Chi è Merton Miller?
Merton Miller è un importante economista della Chicago School che nel 1990 ha ricevuto il Nobel Memorial Prize in Economics. Ha condiviso il premio con Harry Markowitz e William Sharpe per i loro sforzi congiunti sul teorema Modigliani-Miller, che si occupa della relazione tra il valore di una società e la sua struttura di indebitamento. Nel corso della sua carriera, la ricerca di Miller si è concentrata sulla finanza aziendale e sui problemi economici e normativi del settore dei servizi finanziari.
Key Takeaways
- Merton Miller è un economista e vincitore del premio Nobel per il suo lavoro in finanza aziendale. Miller è noto soprattutto per il suo sviluppo e l'applicazione del teorema di Modigliani-Miller. Oltre al suo lavoro accademico, Miller ha scritto libri popolari sulla finanza e mercati delle materie prime.
Comprensione di Merton Miller
Merton Miller è nato a Boston nel 1923. Laureato, Miller ha frequentato la Harvard University e si è laureato con lode. È stato uno dei primi colleghi di Harvard di Robert M. Solow, che in seguito divenne anche un premio Nobel per l'economia. All'inizio della sua carriera e durante la seconda guerra mondiale, Miller ha lavorato come economista per il governo federale nella divisione di ricerca fiscale del dipartimento del tesoro degli Stati Uniti e successivamente nella divisione di ricerca e statistica del consiglio dei governatori del Federal Reserve System (FRS).

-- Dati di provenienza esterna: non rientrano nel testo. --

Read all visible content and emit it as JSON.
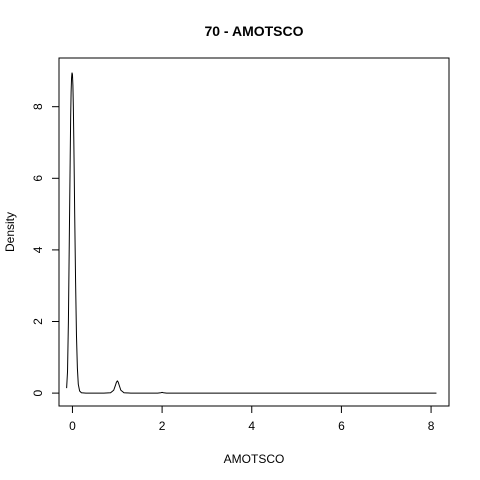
{
  "chart_data": {
    "type": "line",
    "title": "70 - AMOTSCO",
    "xlabel": "AMOTSCO",
    "ylabel": "Density",
    "xlim": [
      -0.3,
      8.4
    ],
    "ylim": [
      -0.36,
      9.36
    ],
    "x_ticks": [
      "0",
      "2",
      "4",
      "6",
      "8"
    ],
    "y_ticks": [
      "0",
      "2",
      "4",
      "6",
      "8"
    ],
    "grid": false,
    "legend": "none",
    "line_color": "#000000",
    "series": [
      {
        "x": [
          -0.13,
          -0.11,
          -0.09,
          -0.07,
          -0.05,
          -0.04,
          -0.03,
          -0.02,
          -0.01,
          0.0,
          0.01,
          0.02,
          0.03,
          0.04,
          0.05,
          0.07,
          0.09,
          0.11,
          0.13,
          0.16,
          0.2,
          0.3,
          0.5,
          0.7,
          0.85,
          0.92,
          0.96,
          0.98,
          1.0,
          1.02,
          1.04,
          1.08,
          1.15,
          1.3,
          1.6,
          1.9,
          1.97,
          2.0,
          2.03,
          2.1,
          2.5,
          3.0,
          4.0,
          5.0,
          6.0,
          7.0,
          8.0,
          8.12
        ],
        "y": [
          0.14,
          0.6,
          2.0,
          4.3,
          6.6,
          7.7,
          8.4,
          8.8,
          8.95,
          8.9,
          8.6,
          8.0,
          7.1,
          6.1,
          5.0,
          3.1,
          1.6,
          0.7,
          0.25,
          0.06,
          0.01,
          0.0,
          0.0,
          0.0,
          0.01,
          0.08,
          0.22,
          0.3,
          0.34,
          0.31,
          0.23,
          0.08,
          0.01,
          0.0,
          0.0,
          0.0,
          0.01,
          0.02,
          0.01,
          0.0,
          0.0,
          0.0,
          0.0,
          0.0,
          0.0,
          0.0,
          0.0,
          0.0
        ]
      }
    ]
  }
}
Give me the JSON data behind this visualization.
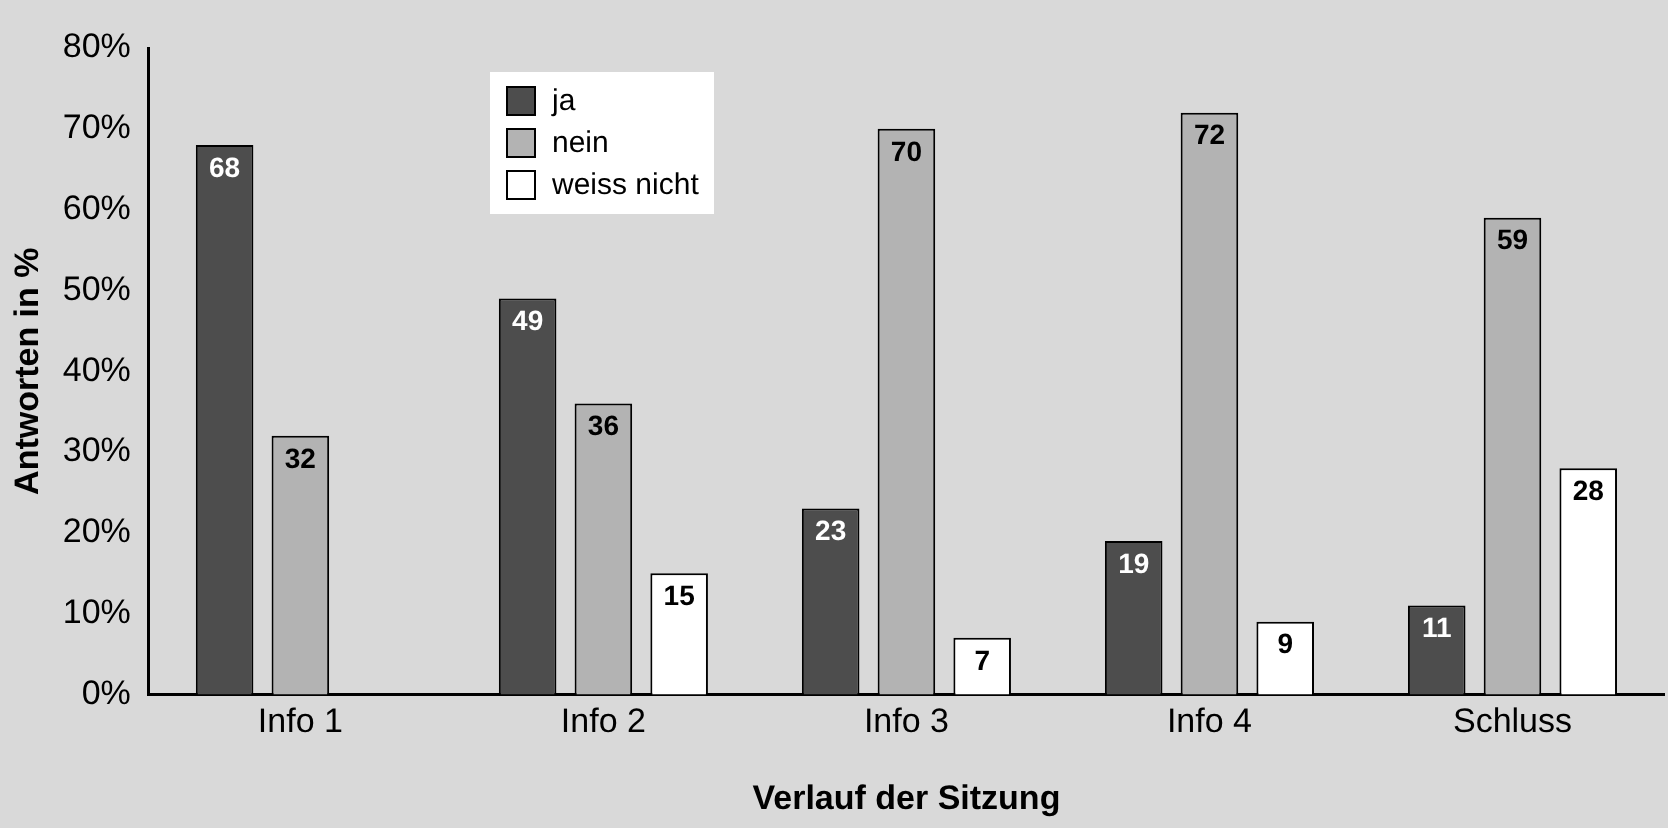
{
  "chart_data": {
    "type": "bar",
    "xlabel": "Verlauf der Sitzung",
    "ylabel": "Antworten in %",
    "categories": [
      "Info 1",
      "Info 2",
      "Info 3",
      "Info 4",
      "Schluss"
    ],
    "series": [
      {
        "name": "ja",
        "color": "#4d4d4d",
        "values": [
          68,
          49,
          23,
          19,
          11
        ]
      },
      {
        "name": "nein",
        "color": "#b3b3b3",
        "values": [
          32,
          36,
          70,
          72,
          59
        ]
      },
      {
        "name": "weiss nicht",
        "color": "#ffffff",
        "values": [
          null,
          15,
          7,
          9,
          28
        ]
      }
    ],
    "ylim": [
      0,
      80
    ],
    "yticks": [
      {
        "value": 0,
        "label": "0%"
      },
      {
        "value": 10,
        "label": "10%"
      },
      {
        "value": 20,
        "label": "20%"
      },
      {
        "value": 30,
        "label": "30%"
      },
      {
        "value": 40,
        "label": "40%"
      },
      {
        "value": 50,
        "label": "50%"
      },
      {
        "value": 60,
        "label": "60%"
      },
      {
        "value": 70,
        "label": "70%"
      },
      {
        "value": 80,
        "label": "80%"
      }
    ],
    "grid": false,
    "legend": "top left",
    "data_labels": true
  }
}
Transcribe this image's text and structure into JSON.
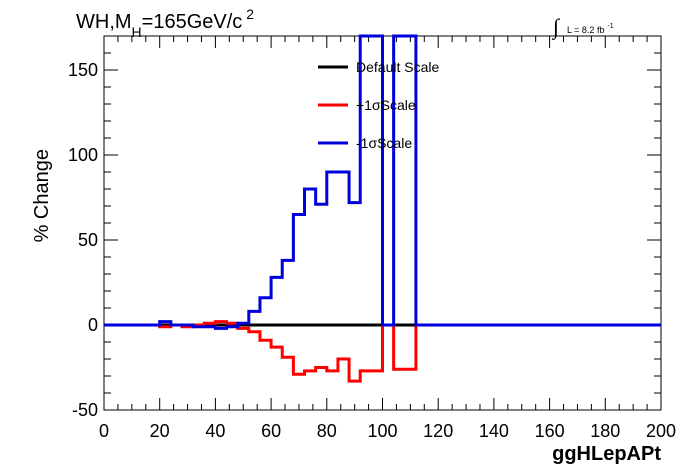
{
  "title": {
    "main": "WH,M",
    "sub": "H",
    "rest": "=165GeV/c",
    "sup": "2"
  },
  "luminosity": {
    "integral_symbol": "∫",
    "text": "L = 8.2 fb",
    "sup": "-1"
  },
  "chart_data": {
    "type": "line",
    "xlabel": "ggHLepAPt",
    "ylabel": "% Change",
    "xlim": [
      0,
      200
    ],
    "ylim": [
      -50,
      170
    ],
    "x_ticks": [
      0,
      20,
      40,
      60,
      80,
      100,
      120,
      140,
      160,
      180,
      200
    ],
    "y_ticks": [
      -50,
      0,
      50,
      100,
      150
    ],
    "grid": false,
    "legend_position": "top-center",
    "bin_edges": [
      0,
      4,
      8,
      12,
      16,
      20,
      24,
      28,
      32,
      36,
      40,
      44,
      48,
      52,
      56,
      60,
      64,
      68,
      72,
      76,
      80,
      84,
      88,
      92,
      96,
      100,
      104,
      108,
      112,
      116,
      120,
      124,
      128,
      132,
      136,
      140,
      144,
      148,
      152,
      156,
      160,
      164,
      168,
      172,
      176,
      180,
      184,
      188,
      192,
      196,
      200
    ],
    "series": [
      {
        "name": "Default Scale",
        "color": "#000000",
        "values": [
          0,
          0,
          0,
          0,
          0,
          0,
          0,
          0,
          0,
          0,
          0,
          0,
          0,
          0,
          0,
          0,
          0,
          0,
          0,
          0,
          0,
          0,
          0,
          0,
          0,
          0,
          0,
          0,
          0,
          0,
          0,
          0,
          0,
          0,
          0,
          0,
          0,
          0,
          0,
          0,
          0,
          0,
          0,
          0,
          0,
          0,
          0,
          0,
          0,
          0
        ]
      },
      {
        "name": "+1σScale",
        "color": "#ff0000",
        "values": [
          0,
          0,
          0,
          0,
          0,
          -1,
          0,
          -1,
          0,
          1,
          2,
          1,
          -2,
          -4,
          -9,
          -13,
          -19,
          -29,
          -27,
          -25,
          -27,
          -20,
          -33,
          -27,
          -27,
          0,
          -26,
          -26,
          0,
          0,
          0,
          0,
          0,
          0,
          0,
          0,
          0,
          0,
          0,
          0,
          0,
          0,
          0,
          0,
          0,
          0,
          0,
          0,
          0,
          0
        ]
      },
      {
        "name": "-1σScale",
        "color": "#0000dd",
        "values": [
          0,
          0,
          0,
          0,
          0,
          2,
          0,
          0,
          -1,
          -1,
          -2,
          -1,
          1,
          8,
          16,
          28,
          38,
          65,
          80,
          71,
          90,
          90,
          72,
          170,
          170,
          0,
          170,
          170,
          0,
          0,
          0,
          0,
          0,
          0,
          0,
          0,
          0,
          0,
          0,
          0,
          0,
          0,
          0,
          0,
          0,
          0,
          0,
          0,
          0,
          0
        ]
      }
    ]
  }
}
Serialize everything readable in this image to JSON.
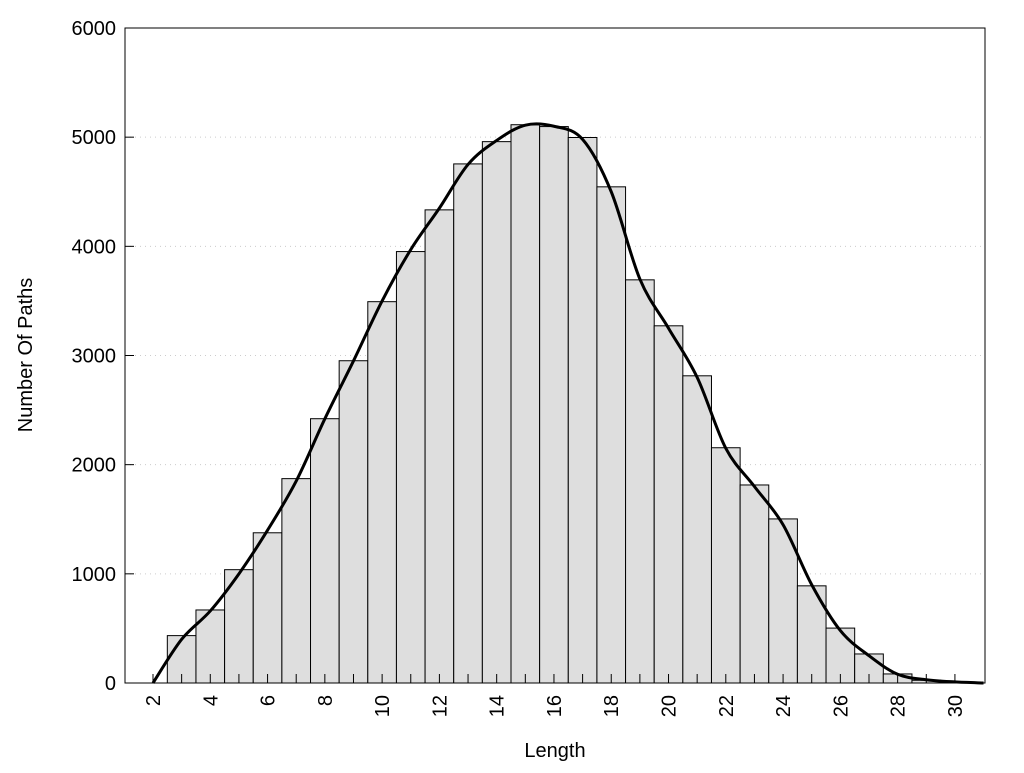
{
  "chart_data": {
    "type": "bar",
    "title": "",
    "xlabel": "Length",
    "ylabel": "Number Of Paths",
    "xlim": [
      1,
      31
    ],
    "ylim": [
      0,
      6000
    ],
    "grid": "horizontal dotted",
    "x_ticks": [
      2,
      4,
      6,
      8,
      10,
      12,
      14,
      16,
      18,
      20,
      22,
      24,
      26,
      28,
      30
    ],
    "y_ticks": [
      0,
      1000,
      2000,
      3000,
      4000,
      5000,
      6000
    ],
    "bar_color": "#dedede",
    "bar_edge_color": "#000000",
    "categories": [
      3,
      4,
      5,
      6,
      7,
      8,
      9,
      10,
      11,
      12,
      13,
      14,
      15,
      16,
      17,
      18,
      19,
      20,
      21,
      22,
      23,
      24,
      25,
      26,
      27,
      28,
      29,
      30
    ],
    "values": [
      434,
      669,
      1038,
      1376,
      1872,
      2421,
      2952,
      3493,
      3952,
      4334,
      4755,
      4959,
      5114,
      5097,
      4997,
      4545,
      3693,
      3272,
      2814,
      2155,
      1814,
      1503,
      890,
      503,
      266,
      83,
      25,
      10
    ],
    "curve": {
      "color": "#000000",
      "x": [
        2,
        3,
        4,
        5,
        6,
        7,
        8,
        9,
        10,
        11,
        12,
        13,
        14,
        15,
        16,
        17,
        18,
        19,
        20,
        21,
        22,
        23,
        24,
        25,
        26,
        27,
        28,
        29,
        30,
        31
      ],
      "y": [
        0,
        400,
        660,
        1000,
        1400,
        1850,
        2420,
        2950,
        3500,
        3970,
        4350,
        4750,
        4970,
        5110,
        5100,
        4980,
        4500,
        3700,
        3250,
        2800,
        2150,
        1800,
        1450,
        900,
        480,
        250,
        80,
        30,
        10,
        0
      ]
    }
  }
}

Merton Miller e Francisco Modigliani
Nel 1949, Miller tornò alla scuola di specializzazione alla Johns Hopkins per proseguire le sue ricerche e studi nel campo dell'economia. Ha conseguito il dottorato di ricerca nel 1952 da Johns Hopkins e poi ha trascorso un anno come docente ospite presso la London School of Economics prima di assumere un incarico a lungo termine presso la Graduate School of Industrial Administration di Carnegie Mellon, dove lui e altri colleghi erano impegnati in la ricerca di imprese e società. Lì avrebbe incontrato Francisco Modigliano, e i due iniziarono a pubblicare articoli insieme sull'economia della finanza aziendale, molto prima che uno dei due raggiungesse l'apice della loro professione come vincitore del Premio Nobel.
Nel 1958, Modigliano e Miller collaborarono a un documento intitolato "Il costo del capitale, la finanza aziendale e la teoria degli investimenti" . Fu qui che fu discusso per la prima volta il teorema di Modigliano-Miller. Il teorema apparve in seguito nelle carte e negli scritti di entrambi gli uomini, e fu elaborato anche da altri.
Nel 1961, Miller lasciò Carnegie Mellon per unirsi alla facoltà dell'Università di Chicago e rimase lì per il resto della sua carriera, diventando poi direttore pubblico del Chicago Mercantile Exchange (CME), un posto che ricoprì mentre lavorava contemporaneamente al Università di Chicago Nel corso della sua vita, Miller ha scritto o co-scritto otto libri, tra cui Merton Miller su Derivatives per la stampa popolare John F. Wiley & Sons.
Durante la sua carriera e in pensione, Miller ha continuato a partecipare allo studio e all'articolazione di problemi interessanti nell'ambito della finanza aziendale e, nel 1995, è stato mantenuto come consulente dal NASDAQ per aiutare a esaminare le questioni relative alla fissazione dei prezzi in borsa.
contributi
Miller ha scritto e contribuito a una manciata di testi accademici e popolari in finanza aziendale e macroeconomia, nonché a numerosi articoli di ricerca originali. Il suo contributo principale è l'influente Teorema di Modigliani-Miller, che ha sfidato le teorie tradizionali sulla struttura del capitale nella finanza aziendale. Il teorema afferma che, con mercati dei capitali ben funzionanti, il mix di azioni e debito utilizzato per finanziare una società è irrilevante per il valore dell'impresa, poiché i detentori di azioni possono finanziare il proprio capitale facendo leva su se stessi; se si potesse trovare un mix ottimale di debito e capitale proprio per minimizzare il costo del capitale e aumentare il valore dell'impresa, i detentori di capitale potrebbero semplicemente ottenere lo stesso rapporto prendendo in prestito se stessi indipendentemente dalla struttura patrimoniale dell'impresa.